Professor Janette Bobis is a mathematics educator and researcher in the Sydney School of Education and Social Work at the University of Sydney. She teaches in the areas of primary and early childhood mathematics education and curriculum studies at the undergraduate and graduate levels. Her teaching, research and publications focus on two interrelated areas: (a)teacher learning in mathematics education, particularly knowledge, beliefs and practices of primary and middle years teachers; and (b)student learning, predominantly concerned with their motivation and engagement in mathematics and their understanding of estimation and mental computation strategies.
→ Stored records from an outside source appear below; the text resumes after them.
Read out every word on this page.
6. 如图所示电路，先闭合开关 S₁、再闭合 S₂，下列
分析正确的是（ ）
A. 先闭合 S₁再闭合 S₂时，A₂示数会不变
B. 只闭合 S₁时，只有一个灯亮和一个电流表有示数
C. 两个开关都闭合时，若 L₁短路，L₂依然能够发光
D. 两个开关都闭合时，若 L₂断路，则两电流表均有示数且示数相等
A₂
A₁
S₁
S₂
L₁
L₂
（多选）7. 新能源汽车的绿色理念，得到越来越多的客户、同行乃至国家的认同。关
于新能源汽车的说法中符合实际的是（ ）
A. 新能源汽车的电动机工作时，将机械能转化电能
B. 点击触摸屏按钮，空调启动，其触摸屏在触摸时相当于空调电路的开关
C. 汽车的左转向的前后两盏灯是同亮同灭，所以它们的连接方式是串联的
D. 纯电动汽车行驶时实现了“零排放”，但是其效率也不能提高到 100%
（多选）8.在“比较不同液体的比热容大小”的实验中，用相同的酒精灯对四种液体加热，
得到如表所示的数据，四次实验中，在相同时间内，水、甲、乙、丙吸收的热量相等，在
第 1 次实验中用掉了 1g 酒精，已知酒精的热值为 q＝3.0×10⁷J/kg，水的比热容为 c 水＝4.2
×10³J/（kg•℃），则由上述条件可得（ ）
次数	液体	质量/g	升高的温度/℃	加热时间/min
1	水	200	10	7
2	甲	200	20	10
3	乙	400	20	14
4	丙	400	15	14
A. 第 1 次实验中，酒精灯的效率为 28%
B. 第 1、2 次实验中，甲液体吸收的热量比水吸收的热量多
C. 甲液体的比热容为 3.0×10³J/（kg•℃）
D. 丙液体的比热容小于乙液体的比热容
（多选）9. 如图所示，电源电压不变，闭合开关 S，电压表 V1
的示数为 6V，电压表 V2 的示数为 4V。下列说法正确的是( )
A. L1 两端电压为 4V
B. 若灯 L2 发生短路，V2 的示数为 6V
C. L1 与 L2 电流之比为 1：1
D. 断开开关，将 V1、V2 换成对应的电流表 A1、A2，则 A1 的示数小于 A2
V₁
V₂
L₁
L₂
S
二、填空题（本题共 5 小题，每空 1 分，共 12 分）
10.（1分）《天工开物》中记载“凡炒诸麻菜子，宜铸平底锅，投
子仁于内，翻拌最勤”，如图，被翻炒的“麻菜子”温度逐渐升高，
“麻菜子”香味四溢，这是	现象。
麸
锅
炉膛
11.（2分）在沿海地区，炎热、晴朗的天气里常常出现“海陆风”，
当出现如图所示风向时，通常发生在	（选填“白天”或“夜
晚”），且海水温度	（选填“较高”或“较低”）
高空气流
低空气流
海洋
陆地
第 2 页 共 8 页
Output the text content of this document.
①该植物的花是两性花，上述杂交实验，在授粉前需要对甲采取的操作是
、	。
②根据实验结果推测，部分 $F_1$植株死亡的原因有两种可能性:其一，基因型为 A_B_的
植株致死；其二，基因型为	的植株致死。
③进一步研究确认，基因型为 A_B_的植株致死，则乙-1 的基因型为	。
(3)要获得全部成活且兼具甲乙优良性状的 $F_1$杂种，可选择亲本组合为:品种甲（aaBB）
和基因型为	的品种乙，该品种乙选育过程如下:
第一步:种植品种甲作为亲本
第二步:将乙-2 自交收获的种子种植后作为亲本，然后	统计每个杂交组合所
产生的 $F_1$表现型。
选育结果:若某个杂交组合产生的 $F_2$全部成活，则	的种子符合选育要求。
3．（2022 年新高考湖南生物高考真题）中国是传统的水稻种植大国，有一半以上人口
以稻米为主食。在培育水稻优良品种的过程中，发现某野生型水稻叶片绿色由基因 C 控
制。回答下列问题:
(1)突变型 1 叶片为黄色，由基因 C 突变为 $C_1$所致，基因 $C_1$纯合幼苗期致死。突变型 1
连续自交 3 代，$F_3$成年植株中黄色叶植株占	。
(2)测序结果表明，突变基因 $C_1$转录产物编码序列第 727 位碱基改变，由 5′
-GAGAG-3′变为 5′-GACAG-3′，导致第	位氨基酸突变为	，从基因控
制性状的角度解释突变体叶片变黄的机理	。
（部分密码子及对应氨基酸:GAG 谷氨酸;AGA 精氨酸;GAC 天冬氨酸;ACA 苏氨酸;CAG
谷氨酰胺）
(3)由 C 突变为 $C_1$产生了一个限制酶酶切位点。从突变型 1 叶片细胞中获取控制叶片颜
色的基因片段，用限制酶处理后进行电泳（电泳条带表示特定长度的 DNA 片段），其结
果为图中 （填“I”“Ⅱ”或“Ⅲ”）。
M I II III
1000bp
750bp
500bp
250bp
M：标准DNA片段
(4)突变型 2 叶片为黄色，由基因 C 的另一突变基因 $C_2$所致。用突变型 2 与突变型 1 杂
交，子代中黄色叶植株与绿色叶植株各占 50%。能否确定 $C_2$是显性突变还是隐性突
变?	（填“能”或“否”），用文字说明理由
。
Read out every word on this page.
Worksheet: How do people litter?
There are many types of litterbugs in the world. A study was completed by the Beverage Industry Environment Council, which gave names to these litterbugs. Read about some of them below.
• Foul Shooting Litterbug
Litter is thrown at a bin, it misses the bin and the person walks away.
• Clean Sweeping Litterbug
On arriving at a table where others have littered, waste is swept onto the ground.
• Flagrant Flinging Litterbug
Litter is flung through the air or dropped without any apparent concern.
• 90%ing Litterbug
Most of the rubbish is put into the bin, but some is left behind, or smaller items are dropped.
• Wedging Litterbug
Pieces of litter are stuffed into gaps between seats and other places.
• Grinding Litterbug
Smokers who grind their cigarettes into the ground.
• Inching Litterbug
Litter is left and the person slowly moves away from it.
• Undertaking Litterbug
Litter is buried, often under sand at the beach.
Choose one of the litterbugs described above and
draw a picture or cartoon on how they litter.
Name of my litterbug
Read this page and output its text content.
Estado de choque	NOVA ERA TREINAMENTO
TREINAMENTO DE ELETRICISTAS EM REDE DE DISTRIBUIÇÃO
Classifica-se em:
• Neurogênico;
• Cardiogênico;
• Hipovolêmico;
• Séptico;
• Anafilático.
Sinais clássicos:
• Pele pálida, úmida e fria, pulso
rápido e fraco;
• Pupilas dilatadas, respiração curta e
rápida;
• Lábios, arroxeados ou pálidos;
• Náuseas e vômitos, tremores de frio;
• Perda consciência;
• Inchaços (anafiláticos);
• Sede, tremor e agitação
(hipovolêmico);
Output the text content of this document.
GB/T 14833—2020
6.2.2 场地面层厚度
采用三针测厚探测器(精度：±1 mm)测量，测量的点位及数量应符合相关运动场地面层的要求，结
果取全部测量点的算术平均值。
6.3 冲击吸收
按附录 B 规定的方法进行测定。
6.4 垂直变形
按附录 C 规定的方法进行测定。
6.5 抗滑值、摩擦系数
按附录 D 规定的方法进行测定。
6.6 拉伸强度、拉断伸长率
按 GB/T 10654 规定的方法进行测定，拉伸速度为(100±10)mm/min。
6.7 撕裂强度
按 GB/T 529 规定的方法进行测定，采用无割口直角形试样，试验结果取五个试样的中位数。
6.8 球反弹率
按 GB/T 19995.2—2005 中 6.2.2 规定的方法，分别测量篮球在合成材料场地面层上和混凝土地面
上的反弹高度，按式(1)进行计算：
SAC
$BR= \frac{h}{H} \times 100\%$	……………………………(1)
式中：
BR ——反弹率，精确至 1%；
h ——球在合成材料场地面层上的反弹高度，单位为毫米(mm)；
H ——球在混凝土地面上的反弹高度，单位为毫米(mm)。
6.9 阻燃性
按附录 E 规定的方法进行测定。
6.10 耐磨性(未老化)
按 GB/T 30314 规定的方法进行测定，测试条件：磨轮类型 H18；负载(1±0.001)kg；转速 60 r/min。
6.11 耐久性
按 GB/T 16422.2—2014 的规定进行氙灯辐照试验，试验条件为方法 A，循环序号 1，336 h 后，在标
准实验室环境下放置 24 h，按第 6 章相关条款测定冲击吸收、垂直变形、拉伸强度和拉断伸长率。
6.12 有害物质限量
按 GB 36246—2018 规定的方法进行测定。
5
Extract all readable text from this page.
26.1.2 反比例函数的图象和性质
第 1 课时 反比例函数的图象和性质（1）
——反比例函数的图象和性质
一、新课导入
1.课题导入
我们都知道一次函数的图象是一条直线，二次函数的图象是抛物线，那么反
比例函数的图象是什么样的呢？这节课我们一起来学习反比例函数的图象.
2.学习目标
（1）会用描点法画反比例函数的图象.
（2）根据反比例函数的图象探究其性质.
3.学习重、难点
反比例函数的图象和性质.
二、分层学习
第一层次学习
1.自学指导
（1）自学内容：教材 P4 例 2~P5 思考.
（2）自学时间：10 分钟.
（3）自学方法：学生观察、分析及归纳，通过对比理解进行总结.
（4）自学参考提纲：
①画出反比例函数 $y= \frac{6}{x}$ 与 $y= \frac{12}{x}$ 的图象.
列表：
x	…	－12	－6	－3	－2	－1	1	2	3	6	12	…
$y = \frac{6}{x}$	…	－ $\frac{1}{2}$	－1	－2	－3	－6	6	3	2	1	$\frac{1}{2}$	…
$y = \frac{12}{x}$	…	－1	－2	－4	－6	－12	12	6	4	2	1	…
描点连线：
One challenge of mathematics learning is to see mathematics as a sensemaking endeavor – to not only connect concepts and practices, but become a problem solver, develop metacognitive understandings, and develop productive mathematical beliefs. Opportunities for such understandings are rare in schools. Moreover, understanding mathematics is only one component of effective or “ambitious” teaching – better framed as the creation of mathematically rich and equitable learning environments. The challenge is to create robust learning environments that support every student in developing not only the knowledge and practices that underlie effective mathematical thinking, but that help them develop the sense of agency to engage in sense making. This implicates issues of race and equity, which are a challenge not only in classrooms but in society at large; structural and social inequities permeate the schools, as well as below par curricula, assessments, and professional development. I point to existence proofs that at least some these challenges can be addressed, while documenting the substantial challenges to making progress at scale.